A novel high-throughput multi-parameter flow cytometry based method for monitoring and rapid characterization of microbiome dynamics in anaerobic systems

• Published in: Bioresource technology Vol. 220; pp. 566 - 571
• Main Authors: Dhoble, Abhishek S., Bekal, Sadia, Dolatowski, William, Yanz, Connor, Lambert, Kris N., Bhalerao, Kaustubh D.
• Format: Journal Article
• Language: English
• Published: England Elsevier Ltd 01.11.2016
• Subjects: Anaerobic digestion; Anaerobiosis; Autofluorescence; Automation; Bioreactors - microbiology; Cluster Analysis; Databases as Topic; DNA, Ribosomal Spacer - genetics; Flow cytometry; Flow Cytometry - methods; Labe free monitoring; Microbial community; Microbial Consortia - genetics; Microbial dynamics; Microbiome characterization; Microbiota - genetics; Time Factors; Flow cytometry; Labe free monitoring; Microbiome characterization; Autofluorescence; Microbial dynamics; Anaerobic digestion; Microbial community
• ISSN: 0960-8524; 1873-2976
• DOI: 10.1016/j.biortech.2016.08.076

•Flow cytometry can facilitate rapid characterization of dynamics of complex microbiomes.•Flow cytometry is comparable to traditional culture-independent techniques like ARISA.•Flow cytometry is sensitive to lab scale to industrial scale anaerobic digesters. A novel multidimensional flow cytometry based method has been demonstrated to monitor and rapidly characterize the dynamics of the complex anaerobic microbiome associated with perturbations in external environmental factors. While community fingerprinting provides an estimate of the meta genomic structure, flow cytometry provides a fingerprint of the community morphology including its autofluorescence spectrum in a high-throughput manner.
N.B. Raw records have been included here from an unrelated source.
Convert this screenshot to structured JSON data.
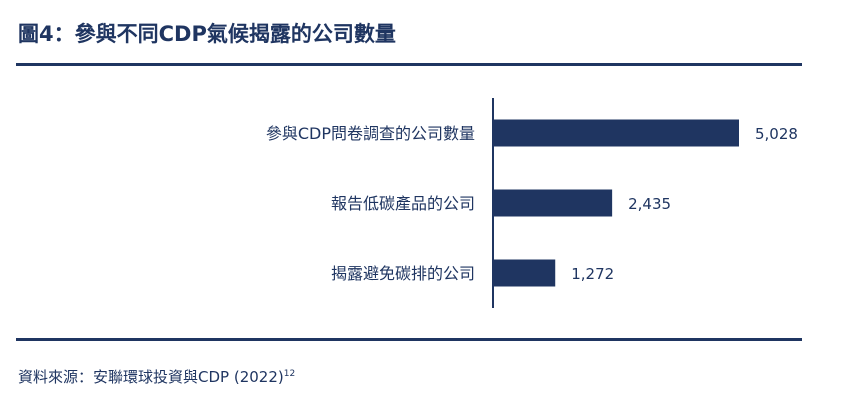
{
  "header": {
    "title": "圖4：參與不同CDP氣候揭露的公司數量"
  },
  "chart_data": {
    "type": "bar",
    "orientation": "horizontal",
    "categories": [
      "參與CDP問卷調查的公司數量",
      "報告低碳產品的公司",
      "揭露避免碳排的公司"
    ],
    "values": [
      5028,
      2435,
      1272
    ],
    "value_labels": [
      "5,028",
      "2,435",
      "1,272"
    ],
    "xlim": [
      0,
      6000
    ],
    "grid": false,
    "bar_color": "#1f3561"
  },
  "footer": {
    "source": "資料來源：安聯環球投資與CDP (2022)",
    "footnote": "12"
  }
}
Using anaerobic microbial consortia perturbed with the controlled addition of various carbon sources, it is possible to quantitatively discriminate between divergent microbiome analogous to community fingerprinting techniques using automated ribosomal intergenic spacer analysis (ARISA). The utility of flow cytometry based method has also been demonstrated in a fully functional industry scale anaerobic digester to distinguish between microbiome composition caused by varying hydraulic retention time (HRT). This approach exploits the rich multidimensional information from flow cytometry for rapid characterization of the dynamics of microbial communities.